What is the fiscal cliff?


The fiscal cliff is the phrase thats become associated with the combination of $500 billion in spending cuts and tax increases that are scheduled to automatically start at the start of 2013 in the United States. Tax Increases: The Bush-era income-tax rates, which have been extended once already under President Barack Obama, will expire at the end of the year for all taxpayers. Also ending is a payroll-tax holiday, which means a tax increase for workers of as much as two percentage points. In addition, some 26 million additional people face the alternative minimum tax, or AMT, which would raise their taxes liability sharply unless Congress acts.

Spending Cuts: Across-the-board cuts in domestic and, particularly, defense spending would be triggered, including a $55 billion, 9% cut in the defense budget next year and another $55 billion in cuts to domestic programs, including a 2% cut to Medicare providers.

Whats the economic impact of going over the cliff?
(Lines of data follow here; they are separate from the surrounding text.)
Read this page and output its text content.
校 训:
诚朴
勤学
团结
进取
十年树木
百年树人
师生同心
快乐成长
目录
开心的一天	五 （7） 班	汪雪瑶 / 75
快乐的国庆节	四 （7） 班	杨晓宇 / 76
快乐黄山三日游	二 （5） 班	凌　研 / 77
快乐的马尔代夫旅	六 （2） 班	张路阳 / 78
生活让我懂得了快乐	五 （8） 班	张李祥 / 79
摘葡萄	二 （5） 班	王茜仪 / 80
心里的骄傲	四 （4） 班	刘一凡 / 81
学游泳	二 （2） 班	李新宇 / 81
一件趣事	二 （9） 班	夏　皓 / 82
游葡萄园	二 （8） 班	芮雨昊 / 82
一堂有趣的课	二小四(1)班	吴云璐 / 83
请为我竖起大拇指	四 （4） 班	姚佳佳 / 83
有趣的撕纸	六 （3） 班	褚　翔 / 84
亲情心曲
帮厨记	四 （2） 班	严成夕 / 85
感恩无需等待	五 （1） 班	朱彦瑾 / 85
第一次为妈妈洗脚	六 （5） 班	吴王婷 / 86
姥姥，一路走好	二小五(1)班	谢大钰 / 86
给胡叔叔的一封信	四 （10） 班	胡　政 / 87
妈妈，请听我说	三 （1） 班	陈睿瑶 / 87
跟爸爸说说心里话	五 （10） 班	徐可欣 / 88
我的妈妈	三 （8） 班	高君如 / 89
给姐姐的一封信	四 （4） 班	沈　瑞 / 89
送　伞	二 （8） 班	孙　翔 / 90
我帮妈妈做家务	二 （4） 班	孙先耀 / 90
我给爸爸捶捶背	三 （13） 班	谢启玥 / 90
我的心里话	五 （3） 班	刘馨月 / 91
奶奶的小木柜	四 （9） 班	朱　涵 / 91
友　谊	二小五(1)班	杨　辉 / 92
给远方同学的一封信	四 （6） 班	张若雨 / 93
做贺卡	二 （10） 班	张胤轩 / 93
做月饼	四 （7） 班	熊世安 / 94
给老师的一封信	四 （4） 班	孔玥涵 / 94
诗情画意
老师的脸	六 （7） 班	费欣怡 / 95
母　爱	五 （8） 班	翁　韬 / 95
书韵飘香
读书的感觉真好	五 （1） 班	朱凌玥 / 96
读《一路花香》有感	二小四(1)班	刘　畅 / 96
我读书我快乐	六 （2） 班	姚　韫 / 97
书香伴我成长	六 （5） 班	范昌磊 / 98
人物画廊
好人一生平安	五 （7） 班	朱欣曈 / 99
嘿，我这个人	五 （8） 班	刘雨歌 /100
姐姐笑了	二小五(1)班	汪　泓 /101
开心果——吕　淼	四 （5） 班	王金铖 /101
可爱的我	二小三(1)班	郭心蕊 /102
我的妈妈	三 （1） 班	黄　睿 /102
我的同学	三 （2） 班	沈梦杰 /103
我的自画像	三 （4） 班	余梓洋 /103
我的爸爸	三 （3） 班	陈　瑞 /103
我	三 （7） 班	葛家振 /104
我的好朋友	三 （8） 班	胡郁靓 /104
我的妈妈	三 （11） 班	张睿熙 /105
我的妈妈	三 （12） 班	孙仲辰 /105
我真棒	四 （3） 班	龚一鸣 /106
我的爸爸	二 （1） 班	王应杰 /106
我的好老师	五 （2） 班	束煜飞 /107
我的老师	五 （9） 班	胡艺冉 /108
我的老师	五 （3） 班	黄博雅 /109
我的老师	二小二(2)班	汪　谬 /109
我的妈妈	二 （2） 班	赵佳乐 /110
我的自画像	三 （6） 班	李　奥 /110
If the said measures are taken, the Congressional Budget Office has projected the economy would contract 1.3% in the first six months of 2013, with the economy stabilizing in the second half and eventually achieving an annual growth rate of 0.5%. Joblessness would rise to 9.2% at the end of 2013 if Congress didnt act. But alternately, it has been argues that the budget cutting that would automatically take place will eventually boost growth by putting the government on a firmer and more sustainable financial footing. The counter argument is that going over the cliff would cause a) investor panic and b) consumer panic and fundamentally derail whats already a weak economic recovery. "The US fiscal cliff represents the single biggest near-term threat to a global economic recovery," the Fitch ratings agency said recently. The dramatic fiscal tightening implied by the fiscal cliff could tip the US and possibly the global economy into recession. At the very least it would be likely to halve the rate of global growth in 2013. The IMF has warned that even the uncertainty raised by the fiscal cliff has hit global investment and job creation.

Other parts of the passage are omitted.